¿Qué educación queremos?

El que cerca de 200 mil menores de edad —casi el cinco por ciento del alumnado— hayan abandonado su educación debería servir para despertar una discusión nacional urgente. La variedad de causas detrás de este fenómeno y las gravísimas consecuencias que tendrá —peor si se agudiza— exigen medidas a largo plazo.

Detrás de este drama existen, aunque no sean los únicos, innegables factores económicos, como la precariedad de la infraestructura educativa o la falta de recursos que incide hasta en la adquisición de uniformes. Sin embargo, la única área en la que se ha visto un cambio importante es la del magisterio, a donde el Gobierno se vio obligado a destinar, en un contexto de recursos escasos, 450 millones de dólares adicionales para sueldos.

Pero también hay factores culturales en juego. Si tantos jóvenes dejan de estudiar no es apenas porque no pueden, sino también porque, con razón, ya no juzgan que sea algo útil ni que deba ser prioritario. Cada vez son más, especialmente tras la pandemia, los adolescentes que, al entrar en contacto con la realidad de los centros de estudios —los contenidos que se imparten, la forma como se lo hace y la calidad de docentes—  sienten que la educación es una pérdida de tiempo y recursos, que en el mundo actual la información obsoleta y los métodos autoritarios-memoristas que deben interiorizar de nada les servirán.

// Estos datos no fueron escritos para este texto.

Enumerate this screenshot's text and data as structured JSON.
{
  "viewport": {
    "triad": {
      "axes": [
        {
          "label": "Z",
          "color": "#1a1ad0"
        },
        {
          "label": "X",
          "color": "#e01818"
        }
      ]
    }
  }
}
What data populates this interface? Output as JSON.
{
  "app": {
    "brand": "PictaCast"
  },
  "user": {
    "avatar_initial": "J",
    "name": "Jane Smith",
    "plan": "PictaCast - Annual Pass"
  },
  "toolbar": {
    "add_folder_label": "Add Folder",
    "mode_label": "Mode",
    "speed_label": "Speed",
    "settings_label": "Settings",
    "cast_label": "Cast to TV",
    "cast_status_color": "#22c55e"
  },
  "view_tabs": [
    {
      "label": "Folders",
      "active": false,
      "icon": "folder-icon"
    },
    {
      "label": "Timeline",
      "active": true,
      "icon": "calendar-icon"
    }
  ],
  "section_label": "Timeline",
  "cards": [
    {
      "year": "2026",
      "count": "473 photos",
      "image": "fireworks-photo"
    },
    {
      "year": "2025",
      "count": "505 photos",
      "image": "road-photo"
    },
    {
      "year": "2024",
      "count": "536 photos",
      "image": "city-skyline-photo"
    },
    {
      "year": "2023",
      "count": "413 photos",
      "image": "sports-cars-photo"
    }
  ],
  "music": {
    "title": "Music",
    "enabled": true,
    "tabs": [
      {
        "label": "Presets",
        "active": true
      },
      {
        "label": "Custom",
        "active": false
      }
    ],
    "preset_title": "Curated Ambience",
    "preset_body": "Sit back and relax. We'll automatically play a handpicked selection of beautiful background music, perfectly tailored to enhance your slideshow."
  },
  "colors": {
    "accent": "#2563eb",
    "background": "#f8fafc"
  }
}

Todos estamos de acuerdo en mejorar la educación, pero, ¿qué entendemos por “educación”? El Estado, por sí solo, ha demostrado ser incapaz de llevar a cabo una reforma apropiada de los contenidos que se enseñan, de actualizarlos y adaptarlos a las necesidades del presente y los desafíos del futuro; debería invitar a la academia, a la empresa privada y, sobre todo, a la comunidad, cuanto antes a tomar la posta en el tema.